As used herein, terms such as “data storage,” data storage,” “database,” and substantially any other information storage component relevant to operation and functionality of a component, refer to “memory components,” or entities embodied in a “memory” or components comprising the memory. It will be appreciated that the memory components or computer-readable storage media, described herein can be either volatile memory or nonvolatile memory or can include both volatile and nonvolatile memory.
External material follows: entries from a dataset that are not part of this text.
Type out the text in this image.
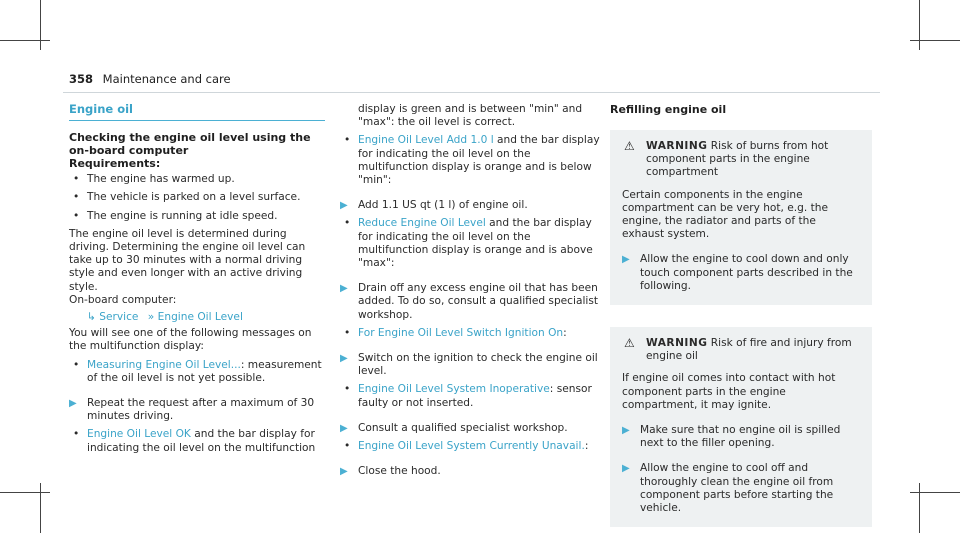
358 Maintenance and care
Engine oil

Checking the engine oil level using the on-board computer

Requirements:

• The engine has warmed up.
• The vehicle is parked on a level surface.
• The engine is running at idle speed.

The engine oil level is determined during driving. Determining the engine oil level can take up to 30 minutes with a normal driving style and even longer with an active driving style.

On-board computer:

↳ Service » Engine Oil Level

You will see one of the following messages on the multifunction display:

• Measuring Engine Oil Level...: measurement of the oil level is not yet possible.
▶ Repeat the request after a maximum of 30 minutes driving.
• Engine Oil Level OK and the bar display for indicating the oil level on the multifunction

display is green and is between "min" and "max": the oil level is correct.

• Engine Oil Level Add 1.0 l and the bar display for indicating the oil level on the multifunction display is orange and is below "min":
▶ Add 1.1 US qt (1 l) of engine oil.
• Reduce Engine Oil Level and the bar display for indicating the oil level on the multifunction display is orange and is above "max":
▶ Drain off any excess engine oil that has been added. To do so, consult a qualified specialist workshop.
• For Engine Oil Level Switch Ignition On:
▶ Switch on the ignition to check the engine oil level.
• Engine Oil Level System Inoperative: sensor faulty or not inserted.
▶ Consult a qualified specialist workshop.
• Engine Oil Level System Currently Unavail.:
▶ Close the hood.

Refilling engine oil

⚠ WARNING Risk of burns from hot component parts in the engine compartment

Certain components in the engine compartment can be very hot, e.g. the engine, the radiator and parts of the exhaust system.

▶ Allow the engine to cool down and only touch component parts described in the following.
⚠ WARNING Risk of fire and injury from engine oil

If engine oil comes into contact with hot component parts in the engine compartment, it may ignite.

▶ Make sure that no engine oil is spilled next to the filler opening.
▶ Allow the engine to cool off and thoroughly clean the engine oil from component parts before starting the vehicle.
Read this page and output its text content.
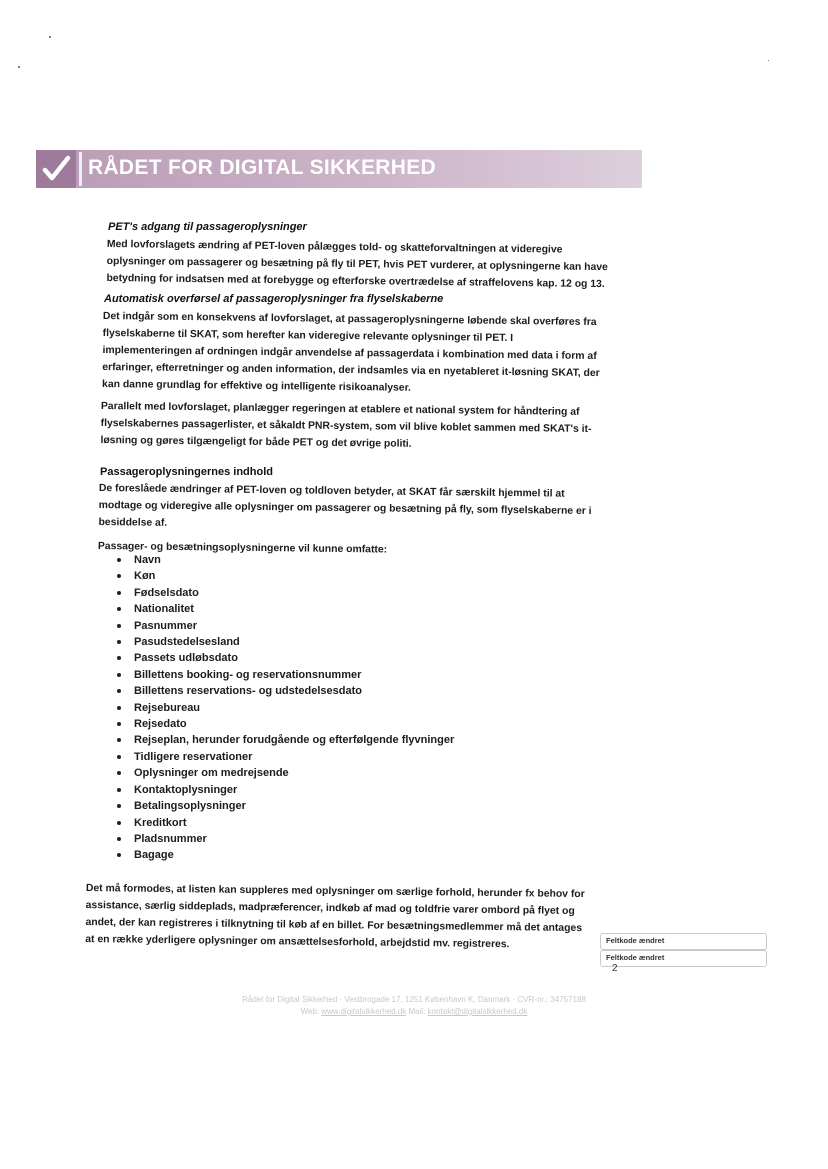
RÅDET FOR DIGITAL SIKKERHED
PET's adgang til passageroplysninger
Med lovforslagets ændring af PET-loven pålægges told- og skatteforvaltningen at videregive
oplysninger om passagerer og besætning på fly til PET, hvis PET vurderer, at oplysningerne kan have
betydning for indsatsen med at forebygge og efterforske overtrædelse af straffelovens kap. 12 og 13.
Automatisk overførsel af passageroplysninger fra flyselskaberne
Det indgår som en konsekvens af lovforslaget, at passageroplysningerne løbende skal overføres fra
flyselskaberne til SKAT, som herefter kan videregive relevante oplysninger til PET. I
implementeringen af ordningen indgår anvendelse af passagerdata i kombination med data i form af
erfaringer, efterretninger og anden information, der indsamles via en nyetableret it-løsning SKAT, der
kan danne grundlag for effektive og intelligente risikoanalyser.
Parallelt med lovforslaget, planlægger regeringen at etablere et national system for håndtering af
flyselskabernes passagerlister, et såkaldt PNR-system, som vil blive koblet sammen med SKAT's it-
løsning og gøres tilgængeligt for både PET og det øvrige politi.
Passageroplysningernes indhold
De foreslåede ændringer af PET-loven og toldloven betyder, at SKAT får særskilt hjemmel til at
modtage og videregive alle oplysninger om passagerer og besætning på fly, som flyselskaberne er i
besiddelse af.
Passager- og besætningsoplysningerne vil kunne omfatte:
Navn
Køn
Fødselsdato
Nationalitet
Pasnummer
Pasudstedelsesland
Passets udløbsdato
Billettens booking- og reservationsnummer
Billettens reservations- og udstedelsesdato
Rejsebureau
Rejsedato
Rejseplan, herunder forudgående og efterfølgende flyvninger
Tidligere reservationer
Oplysninger om medrejsende
Kontaktoplysninger
Betalingsoplysninger
Kreditkort
Pladsnummer
Bagage
Det må formodes, at listen kan suppleres med oplysninger om særlige forhold, herunder fx behov for
assistance, særlig siddeplads, madpræferencer, indkøb af mad og toldfrie varer ombord på flyet og
andet, der kan registreres i tilknytning til køb af en billet. For besætningsmedlemmer må det antages
at en række yderligere oplysninger om ansættelsesforhold, arbejdstid mv. registreres.	Feltkode ændret
Feltkode ændret
2
Rådet for Digital Sikkerhed · Vestbrogade 17, 1251 København K, Danmark · CVR-nr.: 34757188
Web: www.digitalsikkerhed.dk Mail: kontakt@digitalsikkerhed.dk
What has been described above includes mere examples of various embodiments. It is, of course, not possible to describe every conceivable combination of components or methodologies for purposes of describing these examples, but one of ordinary skill in the art can recognize that many further combinations and permutations of the present embodiments are possible. Accordingly, the embodiments disclosed and/or claimed herein are intended to embrace all such alterations, modifications and variations that fall within the spirit and scope of the appended claims. Furthermore, to the extent that the term “includes” is used in either the detailed description or the claims, such term is intended to be inclusive in a manner similar to the term “comprising” as “comprising” is interpreted when employed as a transitional word in a claim.

In addition, a flow diagram may include a “start” and/or “continue” indication. The “start” and “continue” indications reflect that the steps presented can optionally be incorporated in or otherwise used in conjunction with other routines. In this context, “start” indicates the beginning of the first step presented and may be preceded by other activities not specifically shown. Further, the “continue” indication reflects that the steps presented may be performed multiple times and/or may be succeeded by other activities not specifically shown. Further, while a flow diagram indicates a particular ordering of steps, other orderings are likewise possible provided that the principles of causality are maintained.

As may also be used herein, the term(s) “operably coupled to”, “coupled to”, and/or “coupling” includes direct coupling between items and/or indirect coupling between items via one or more intervening items. Such items and intervening items include, but are not limited to, junctions, communication paths, components, circuit elements, circuits, functional blocks, and/or devices. As an example of indirect coupling, a signal conveyed from a first item to a second item may be modified by one or more intervening items by modifying the form, nature or format of information in a signal, while one or more elements of the information in the signal are nevertheless conveyed in a manner than can be recognized by the second item. In a further example of indirect coupling, an action in a first item can cause a reaction on the second item, as a result of actions and/or reactions in one or more intervening items.

Although specific embodiments have been illustrated and described herein, it should be appreciated that any arrangement which achieves the same or similar purpose may be substituted for the embodiments described or shown by the subject disclosure. The subject disclosure is intended to cover any and all adaptations or variations of various embodiments. Combinations of the above embodiments, and other embodiments not specifically described herein, can be used in the subject disclosure. For instance, one or more features from one or more embodiments can be combined with one or more features of one or more other embodiments. In one or more embodiments, features that are positively recited can also be negatively recited and excluded from the embodiment with or without replacement by another structural and/or functional feature. The steps or functions described with respect to the embodiments of the subject disclosure can be performed in any order. The steps or functions described with respect to the embodiments of the subject disclosure can be performed alone or in combination with other steps or functions of the subject disclosure, as well as from other embodiments or from other steps that have not been described in the subject disclosure. Further, more than or less than all of the features described with respect to an embodiment can also be utilized.